As is the case with many sociocultural developments in the history of human development, it is difficult to place an exact beginning to the concept of religion. Indications of funerary ceremonies or traditions among proto-human great apes have been traced back past 200,000 years BC, but such practices do not sufficiently establish the characteristics of an organized religion. Evidence for the evolution of burial traditions continued for thousands of centuries. These ceremonies came to be more specific in procedure and increasingly associated with spiritual symbology, but the first organized religions would not appear until the Agricultural Revolution began to take hold in the 90th century BC.

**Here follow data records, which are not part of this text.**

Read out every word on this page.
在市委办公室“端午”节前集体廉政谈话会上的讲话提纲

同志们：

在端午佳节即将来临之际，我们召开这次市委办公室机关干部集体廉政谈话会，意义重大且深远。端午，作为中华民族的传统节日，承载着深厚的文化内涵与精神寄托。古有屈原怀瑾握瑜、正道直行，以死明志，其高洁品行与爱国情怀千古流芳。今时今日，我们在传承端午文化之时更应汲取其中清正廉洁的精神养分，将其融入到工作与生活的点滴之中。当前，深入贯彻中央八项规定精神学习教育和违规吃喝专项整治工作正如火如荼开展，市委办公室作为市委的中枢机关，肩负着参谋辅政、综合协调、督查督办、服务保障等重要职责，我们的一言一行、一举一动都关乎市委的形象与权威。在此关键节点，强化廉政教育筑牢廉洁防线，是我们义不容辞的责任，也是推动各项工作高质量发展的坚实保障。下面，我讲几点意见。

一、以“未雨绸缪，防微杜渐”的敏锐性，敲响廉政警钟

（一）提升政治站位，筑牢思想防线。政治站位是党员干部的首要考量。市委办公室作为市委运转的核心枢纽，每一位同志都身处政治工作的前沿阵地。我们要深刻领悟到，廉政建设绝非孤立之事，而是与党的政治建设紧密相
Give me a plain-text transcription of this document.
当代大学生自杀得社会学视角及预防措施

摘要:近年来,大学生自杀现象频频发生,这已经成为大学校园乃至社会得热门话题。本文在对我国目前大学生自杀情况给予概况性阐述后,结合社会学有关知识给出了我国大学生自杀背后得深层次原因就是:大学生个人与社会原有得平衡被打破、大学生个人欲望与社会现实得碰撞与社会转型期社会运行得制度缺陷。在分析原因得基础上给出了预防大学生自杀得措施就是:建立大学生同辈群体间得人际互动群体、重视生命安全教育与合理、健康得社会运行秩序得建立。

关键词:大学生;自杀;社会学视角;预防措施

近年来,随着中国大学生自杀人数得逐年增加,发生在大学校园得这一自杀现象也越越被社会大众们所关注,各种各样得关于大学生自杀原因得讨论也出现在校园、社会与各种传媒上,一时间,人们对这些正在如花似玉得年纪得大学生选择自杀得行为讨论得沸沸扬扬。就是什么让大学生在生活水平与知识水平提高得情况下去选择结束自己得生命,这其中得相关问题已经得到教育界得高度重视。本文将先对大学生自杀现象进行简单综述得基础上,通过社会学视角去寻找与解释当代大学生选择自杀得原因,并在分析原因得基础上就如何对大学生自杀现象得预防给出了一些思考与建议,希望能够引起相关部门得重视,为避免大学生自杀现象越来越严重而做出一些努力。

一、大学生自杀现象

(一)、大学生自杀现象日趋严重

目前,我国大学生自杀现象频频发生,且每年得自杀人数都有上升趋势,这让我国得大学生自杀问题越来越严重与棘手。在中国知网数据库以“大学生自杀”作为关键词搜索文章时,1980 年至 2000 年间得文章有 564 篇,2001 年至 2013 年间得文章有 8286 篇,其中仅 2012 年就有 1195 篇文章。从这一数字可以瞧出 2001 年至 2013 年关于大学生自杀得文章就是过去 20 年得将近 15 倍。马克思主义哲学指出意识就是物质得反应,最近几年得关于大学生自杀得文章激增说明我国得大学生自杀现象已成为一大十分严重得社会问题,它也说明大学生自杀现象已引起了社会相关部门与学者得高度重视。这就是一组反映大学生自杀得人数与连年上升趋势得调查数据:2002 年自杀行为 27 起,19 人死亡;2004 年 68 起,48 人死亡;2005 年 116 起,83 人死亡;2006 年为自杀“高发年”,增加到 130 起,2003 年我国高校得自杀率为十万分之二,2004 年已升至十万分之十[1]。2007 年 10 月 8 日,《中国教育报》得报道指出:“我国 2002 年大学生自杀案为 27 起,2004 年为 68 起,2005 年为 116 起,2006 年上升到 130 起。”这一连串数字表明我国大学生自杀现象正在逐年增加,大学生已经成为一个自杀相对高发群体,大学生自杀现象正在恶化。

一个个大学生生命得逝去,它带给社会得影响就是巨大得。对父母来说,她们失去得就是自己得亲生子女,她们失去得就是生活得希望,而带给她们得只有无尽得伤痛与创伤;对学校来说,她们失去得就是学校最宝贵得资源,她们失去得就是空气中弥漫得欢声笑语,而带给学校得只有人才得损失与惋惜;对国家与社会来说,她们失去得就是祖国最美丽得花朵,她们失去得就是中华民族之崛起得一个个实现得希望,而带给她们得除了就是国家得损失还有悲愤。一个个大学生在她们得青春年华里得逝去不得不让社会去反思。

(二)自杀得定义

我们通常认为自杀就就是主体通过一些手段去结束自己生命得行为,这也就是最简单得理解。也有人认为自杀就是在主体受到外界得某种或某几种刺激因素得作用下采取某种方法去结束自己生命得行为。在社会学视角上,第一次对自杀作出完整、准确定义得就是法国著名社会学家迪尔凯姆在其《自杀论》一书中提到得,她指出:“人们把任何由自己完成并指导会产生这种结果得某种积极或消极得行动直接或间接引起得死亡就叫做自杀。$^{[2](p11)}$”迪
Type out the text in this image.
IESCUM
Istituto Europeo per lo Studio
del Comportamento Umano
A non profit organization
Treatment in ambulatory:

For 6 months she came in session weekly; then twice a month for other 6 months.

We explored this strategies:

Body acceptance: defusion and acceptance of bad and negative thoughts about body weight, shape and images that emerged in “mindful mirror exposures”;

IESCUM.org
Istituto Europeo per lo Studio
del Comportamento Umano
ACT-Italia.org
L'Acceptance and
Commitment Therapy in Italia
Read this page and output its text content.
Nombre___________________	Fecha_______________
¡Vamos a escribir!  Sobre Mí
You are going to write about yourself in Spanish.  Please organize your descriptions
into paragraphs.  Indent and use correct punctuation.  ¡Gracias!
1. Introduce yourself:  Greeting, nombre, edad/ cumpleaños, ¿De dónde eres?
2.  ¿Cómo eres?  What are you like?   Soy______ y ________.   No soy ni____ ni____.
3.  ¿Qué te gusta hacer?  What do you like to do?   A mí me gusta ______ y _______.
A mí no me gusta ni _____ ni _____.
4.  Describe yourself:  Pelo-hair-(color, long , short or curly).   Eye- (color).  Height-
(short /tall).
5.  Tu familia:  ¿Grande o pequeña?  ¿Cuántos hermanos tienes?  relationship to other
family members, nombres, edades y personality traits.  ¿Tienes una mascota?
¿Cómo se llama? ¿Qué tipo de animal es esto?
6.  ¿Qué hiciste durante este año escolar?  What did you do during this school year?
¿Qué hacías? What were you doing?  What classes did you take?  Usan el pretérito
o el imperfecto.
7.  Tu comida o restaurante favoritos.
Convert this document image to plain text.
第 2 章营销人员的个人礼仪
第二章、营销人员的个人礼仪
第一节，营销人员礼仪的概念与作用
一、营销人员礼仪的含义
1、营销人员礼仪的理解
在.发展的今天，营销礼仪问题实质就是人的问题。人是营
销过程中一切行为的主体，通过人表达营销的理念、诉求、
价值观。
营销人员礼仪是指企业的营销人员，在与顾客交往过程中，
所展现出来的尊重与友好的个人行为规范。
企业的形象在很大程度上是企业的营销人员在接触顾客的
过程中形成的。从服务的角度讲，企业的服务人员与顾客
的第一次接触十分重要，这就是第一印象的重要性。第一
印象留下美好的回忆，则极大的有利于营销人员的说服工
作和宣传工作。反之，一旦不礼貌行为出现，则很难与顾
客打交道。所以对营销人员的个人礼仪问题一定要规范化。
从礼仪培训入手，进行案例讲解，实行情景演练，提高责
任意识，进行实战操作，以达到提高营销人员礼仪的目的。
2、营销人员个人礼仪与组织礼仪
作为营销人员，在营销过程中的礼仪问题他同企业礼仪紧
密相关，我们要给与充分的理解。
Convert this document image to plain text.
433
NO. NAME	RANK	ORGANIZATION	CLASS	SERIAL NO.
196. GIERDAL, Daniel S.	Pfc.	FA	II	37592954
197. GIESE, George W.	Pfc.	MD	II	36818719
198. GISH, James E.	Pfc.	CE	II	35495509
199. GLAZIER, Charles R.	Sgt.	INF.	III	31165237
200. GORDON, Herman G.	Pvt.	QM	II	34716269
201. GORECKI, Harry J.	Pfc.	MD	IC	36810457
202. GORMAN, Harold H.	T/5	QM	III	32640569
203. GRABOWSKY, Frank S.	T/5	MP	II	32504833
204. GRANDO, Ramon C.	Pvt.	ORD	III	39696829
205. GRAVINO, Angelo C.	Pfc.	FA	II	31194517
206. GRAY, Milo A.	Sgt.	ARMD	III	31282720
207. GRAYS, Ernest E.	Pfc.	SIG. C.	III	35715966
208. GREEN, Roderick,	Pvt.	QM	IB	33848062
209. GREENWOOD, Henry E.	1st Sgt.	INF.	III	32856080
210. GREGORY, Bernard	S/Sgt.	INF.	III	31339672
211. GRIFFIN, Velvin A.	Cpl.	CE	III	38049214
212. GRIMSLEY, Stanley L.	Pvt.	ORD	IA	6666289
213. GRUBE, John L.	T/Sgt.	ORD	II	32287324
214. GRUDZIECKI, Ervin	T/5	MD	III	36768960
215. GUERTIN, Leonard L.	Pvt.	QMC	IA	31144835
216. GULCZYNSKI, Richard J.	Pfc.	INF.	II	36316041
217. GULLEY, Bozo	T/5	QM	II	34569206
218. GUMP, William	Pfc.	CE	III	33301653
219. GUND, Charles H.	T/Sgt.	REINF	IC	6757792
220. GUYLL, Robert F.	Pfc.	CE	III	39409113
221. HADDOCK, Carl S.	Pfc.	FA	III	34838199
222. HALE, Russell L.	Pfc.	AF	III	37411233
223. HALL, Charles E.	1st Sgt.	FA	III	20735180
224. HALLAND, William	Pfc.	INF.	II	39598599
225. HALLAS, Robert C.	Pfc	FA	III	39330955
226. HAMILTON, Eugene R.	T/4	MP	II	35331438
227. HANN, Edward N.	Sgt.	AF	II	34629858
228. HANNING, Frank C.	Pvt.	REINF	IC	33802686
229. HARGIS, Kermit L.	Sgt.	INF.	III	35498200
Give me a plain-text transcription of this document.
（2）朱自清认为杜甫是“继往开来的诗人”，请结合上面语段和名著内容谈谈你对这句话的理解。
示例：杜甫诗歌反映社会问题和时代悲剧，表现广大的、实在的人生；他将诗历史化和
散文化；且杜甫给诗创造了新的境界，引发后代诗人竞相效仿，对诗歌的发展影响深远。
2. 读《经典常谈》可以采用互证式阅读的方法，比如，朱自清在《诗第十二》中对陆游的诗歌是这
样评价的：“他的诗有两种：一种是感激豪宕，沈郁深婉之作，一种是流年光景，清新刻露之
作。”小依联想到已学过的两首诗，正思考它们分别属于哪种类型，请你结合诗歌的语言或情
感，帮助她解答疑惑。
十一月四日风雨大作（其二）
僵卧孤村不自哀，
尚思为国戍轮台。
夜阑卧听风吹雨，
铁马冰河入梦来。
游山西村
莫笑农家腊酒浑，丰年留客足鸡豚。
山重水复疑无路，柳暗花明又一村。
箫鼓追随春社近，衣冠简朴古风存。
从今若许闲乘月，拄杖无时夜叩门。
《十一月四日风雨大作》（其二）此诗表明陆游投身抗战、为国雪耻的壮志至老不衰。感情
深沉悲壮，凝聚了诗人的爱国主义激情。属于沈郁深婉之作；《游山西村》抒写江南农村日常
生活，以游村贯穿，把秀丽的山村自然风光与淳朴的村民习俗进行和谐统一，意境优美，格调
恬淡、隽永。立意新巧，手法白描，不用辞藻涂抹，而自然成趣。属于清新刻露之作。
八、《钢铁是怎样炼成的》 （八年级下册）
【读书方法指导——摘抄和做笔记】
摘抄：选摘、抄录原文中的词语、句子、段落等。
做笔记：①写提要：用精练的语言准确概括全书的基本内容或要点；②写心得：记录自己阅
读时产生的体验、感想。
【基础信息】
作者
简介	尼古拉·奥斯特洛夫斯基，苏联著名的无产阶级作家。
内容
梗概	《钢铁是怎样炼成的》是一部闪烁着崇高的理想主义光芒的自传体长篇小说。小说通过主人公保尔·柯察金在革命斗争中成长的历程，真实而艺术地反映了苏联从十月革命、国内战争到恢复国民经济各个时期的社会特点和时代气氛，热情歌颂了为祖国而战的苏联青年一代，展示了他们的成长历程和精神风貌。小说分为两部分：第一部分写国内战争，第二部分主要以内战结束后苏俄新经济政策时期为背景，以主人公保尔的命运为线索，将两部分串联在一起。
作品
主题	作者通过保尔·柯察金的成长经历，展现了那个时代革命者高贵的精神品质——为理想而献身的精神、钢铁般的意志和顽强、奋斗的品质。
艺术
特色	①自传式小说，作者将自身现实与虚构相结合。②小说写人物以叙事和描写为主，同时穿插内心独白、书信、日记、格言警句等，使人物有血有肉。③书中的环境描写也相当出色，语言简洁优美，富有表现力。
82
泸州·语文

As humans congregated in centers of agricultural production, the first economic communities (cities, states, etc.) were established. Although agriculture drew people to certain areas, the groups were commonly led by a theocracy. As the beginning of politics came as a direct result of these early communities and their unavoidable interactions, it can be clearly observed that religion had an immediate supporting role in the formation of the first political systems. Conversely, it is also true that the creation of these communities established the population bases that would be needed for theologically sympathetic humans to become organized and form the first religions. From the infancy of civilization, politics and religion have shared a fundamental bond.